Ennakkad is a ward in Budhanoor Grama Panchayat, Alappuzha district in the Indian state of Kerala.

Location
Ennakkadu is surrounded by Chennithala, Gramam, Puliyoor, Mavelikkara, Budhanur and Mannar. Ennakkad has its own space in the history of Kerala and contributed significantly in the growth of Communism in Kerala. A heritage building in Ennakkadu is Ennakkadu palace.

Worship centres in Ennakkad

St Michael's Church Ennakkad
St Michael's Church is famous worship centre in Ennakkad. It belongs to Lactin Catholic and the festival of celebration in April 17th to 21st every year. St Michael's church is located near Ennakkad junction and opposite of St Mary's Church.

Devi Temple
Ennakkadu Devi temple is very famous. The official name of Ennakkad Devi temple is Naluvila Devi Temple.
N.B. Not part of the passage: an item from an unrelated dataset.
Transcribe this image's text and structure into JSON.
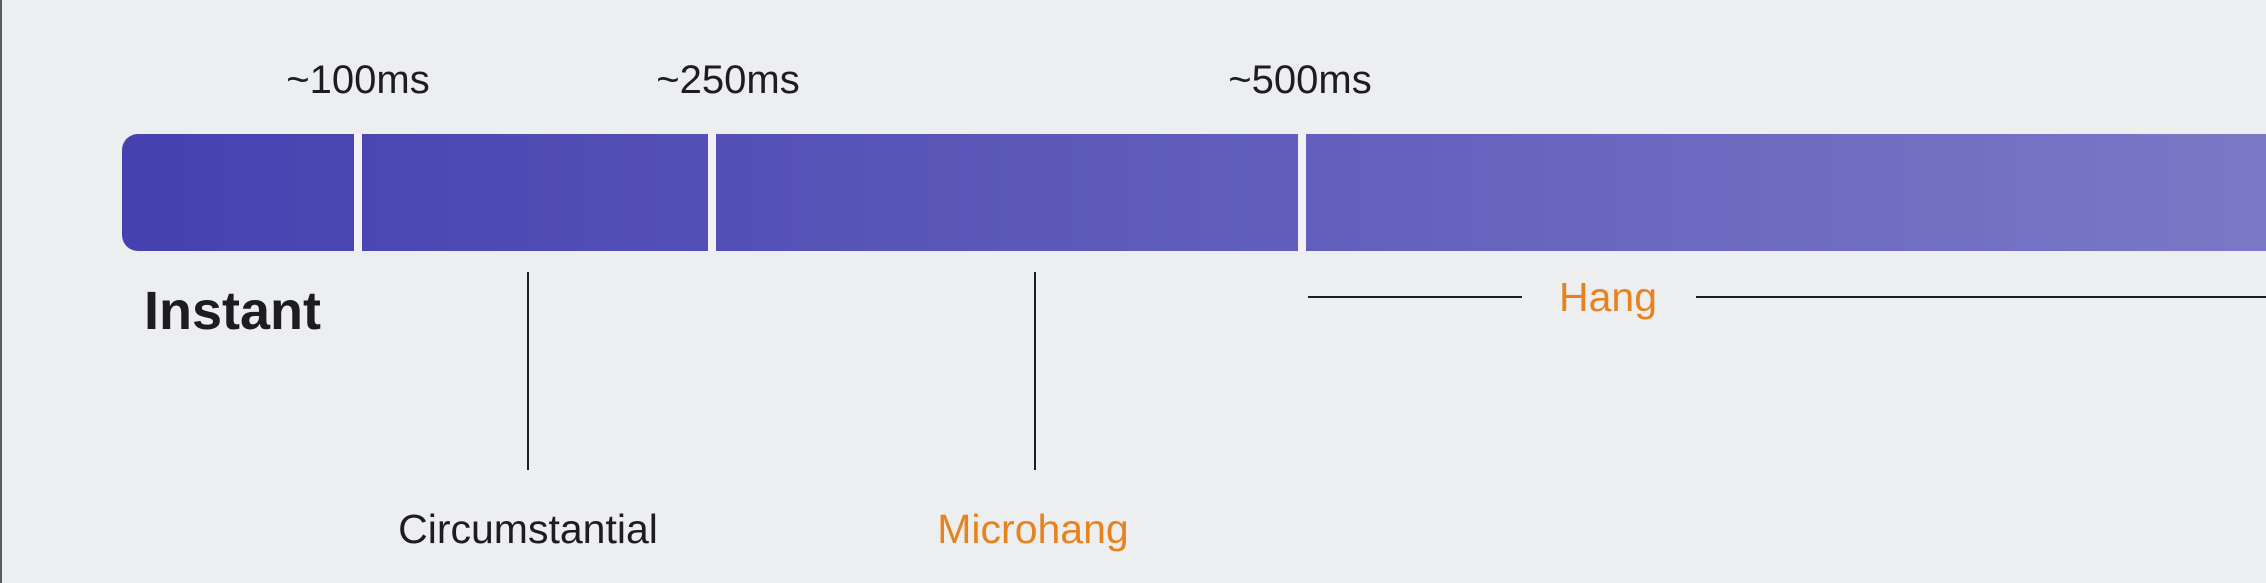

This temple is a family trust now and is owned and managed by the elder members of Kaduvinal Family. This temple was built by Kaduvinal family members in their own land for their religious purpose. Kaduvinal and Srattile families are very oldest family branches in Ennakkad. Kaduvinal and Srattile family members are relatives to each other. Kaduvinal family members were involved in various decision makings of the Temple Festivals. The temple festival is on "Bharani" Nakshathram in the Malayalam month of  Meenam.

History
A remote forested area lying east of Kuttamperoor, south of Budhanoor, west of Puliyoor, north of Mavelikara had wild animals and thick vegetation with tall wild trees.
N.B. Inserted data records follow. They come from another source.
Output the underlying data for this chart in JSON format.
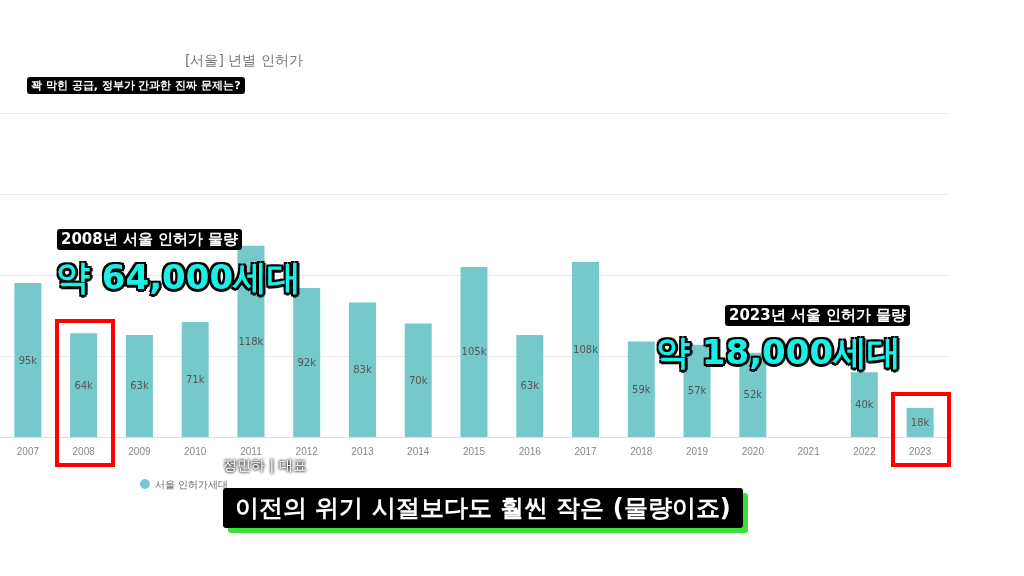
{
  "chart_data": {
    "type": "bar",
    "title": "[서울] 년별 인허가",
    "categories": [
      "2007",
      "2008",
      "2009",
      "2010",
      "2011",
      "2012",
      "2013",
      "2014",
      "2015",
      "2016",
      "2017",
      "2018",
      "2019",
      "2020",
      "2021",
      "2022",
      "2023"
    ],
    "series": [
      {
        "name": "서울 인허가세대",
        "color": "#76c9cb",
        "values": [
          95,
          64,
          63,
          71,
          118,
          92,
          83,
          70,
          105,
          63,
          108,
          59,
          57,
          52,
          null,
          40,
          18
        ],
        "value_labels": [
          "95k",
          "64k",
          "63k",
          "71k",
          "118k",
          "92k",
          "83k",
          "70k",
          "105k",
          "63k",
          "108k",
          "59k",
          "57k",
          "52k",
          null,
          "40k",
          "18k"
        ]
      }
    ],
    "ylim": [
      0,
      200
    ],
    "yticks": [
      {
        "value": 0,
        "label": null
      },
      {
        "value": 50,
        "label": null
      },
      {
        "value": 100,
        "label": null
      },
      {
        "value": 150,
        "label": null
      },
      {
        "value": 200,
        "label": null
      }
    ],
    "tick_labels": "x",
    "grid": "y",
    "legend": "bottom left",
    "annotations": [
      "꽉 막힌 공급, 정부가 간과한 진짜 문제는?",
      "2008년 서울 인허가 물량",
      "약 64,000세대",
      "2023년 서울 인허가 물량",
      "약 18,000세대",
      "정민하 | 대표",
      "이전의 위기 시절보다도 훨씬 작은 (물량이죠)"
    ]
  }
}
Ennakkad as a human settlement, shown an urban characters in the past. Then there was a decline  during 80s and 90s. Now again ennakkad is in the path of urbanism.

Geography
It is surrounded by a river, and beautiful green paddy fields. This village still have narrow pedestrian lines with full of shady trees leading to small jungle like" KAVU". All governing offices of  Bhudhanoor panchayath like Panchayath office and Village offices are situated in Ennakkad.

Demographics
 India census, Ennakkad had a population of 18,563 with 8,839 males and 9,724 females.